Po pół godzinie wzięliśmy do rąk instrumenty, które mieliśmy do dyspozycji i zaczęliśmy grać tak, jak Hood nam mówił. Podał akordy na gitarę, ukulele, skrzypce, trąbkę, a także na kilka innych. Nie było to bardzo trudne i już po chwili złapałam bicie oraz zapamiętałam co, gdzie i jak łapać. Niestety zdążyliśmy zagrać razem tylko raz i to z kilkoma błędami, jednak przeszkodził nam dzwonek. Teraz mieliśmy dwie godziny wolnego, aby coś zjeść a później zajęcia z pisania piosenek.

Na śniadanio-obiad poszłyśmy do baru. Ja zamówiłam ryż z owocami morza, a później chciałam też zamówić deser. Gdy już miałam zacząć jeść, to poczułam z mojej torebki wibracje. Tak, Samanta dzwoniła.

- Hej hej!

- Hej Sam, nawet nie wiesz jak tęsknię...

- Wiem, wiem, sama tęsknię. Jak ci mija dzień? Nie odpisałaś wczoraj...

- Tak, przepraszam.

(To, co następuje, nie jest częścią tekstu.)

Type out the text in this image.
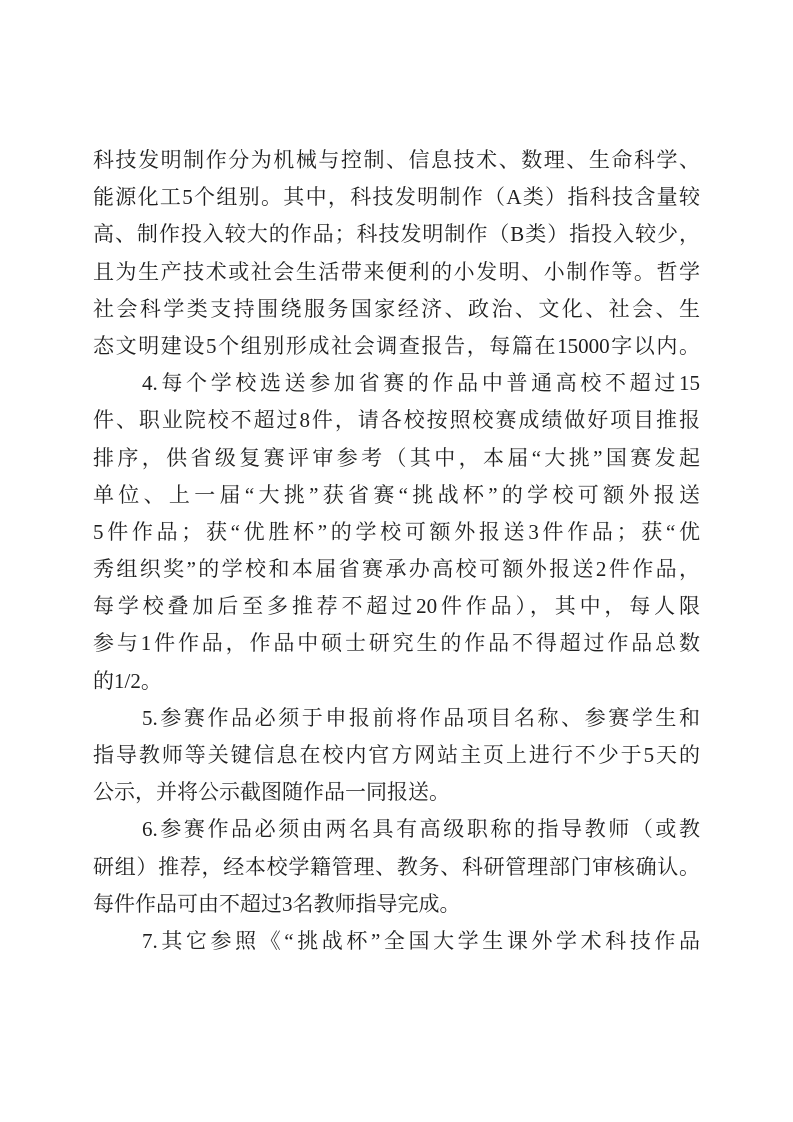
科技发明制作分为机械与控制、信息技术、数理、生命科学、
能源化工5个组别。其中，科技发明制作（A类）指科技含量较
高、制作投入较大的作品；科技发明制作（B类）指投入较少，
且为生产技术或社会生活带来便利的小发明、小制作等。哲学
社会科学类支持围绕服务国家经济、政治、文化、社会、生
态文明建设5个组别形成社会调查报告，每篇在15000字以内。
4.每个学校选送参加省赛的作品中普通高校不超过15
件、职业院校不超过8件，请各校按照校赛成绩做好项目推报
排序，供省级复赛评审参考（其中，本届“大挑”国赛发起
单位、上一届“大挑”获省赛“挑战杯”的学校可额外报送
5件作品；获“优胜杯”的学校可额外报送3件作品；获“优
秀组织奖”的学校和本届省赛承办高校可额外报送2件作品，
每学校叠加后至多推荐不超过20件作品），其中，每人限
参与1件作品，作品中硕士研究生的作品不得超过作品总数
的1/2。
5.参赛作品必须于申报前将作品项目名称、参赛学生和
指导教师等关键信息在校内官方网站主页上进行不少于5天的
公示，并将公示截图随作品一同报送。
6.参赛作品必须由两名具有高级职称的指导教师（或教
研组）推荐，经本校学籍管理、教务、科研管理部门审核确认。
每件作品可由不超过3名教师指导完成。
7.其它参照《“挑战杯”全国大学生课外学术科技作品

Byłam mega zmęczona, a dziś zaspałam. A jak tam u ciebie?

- Jest mega, tyle fajnych dzieci, które tak tańczą. Lilli i Evie są bardzo utalentowane, świetnie sobie radzą i poznały sporo koleżanek.

- Nie męczą cię te dzieciaki?

- No coś ty... Apropo zmęczenia. Wiesz w końcu kto cię złapał wtedy w samolocie?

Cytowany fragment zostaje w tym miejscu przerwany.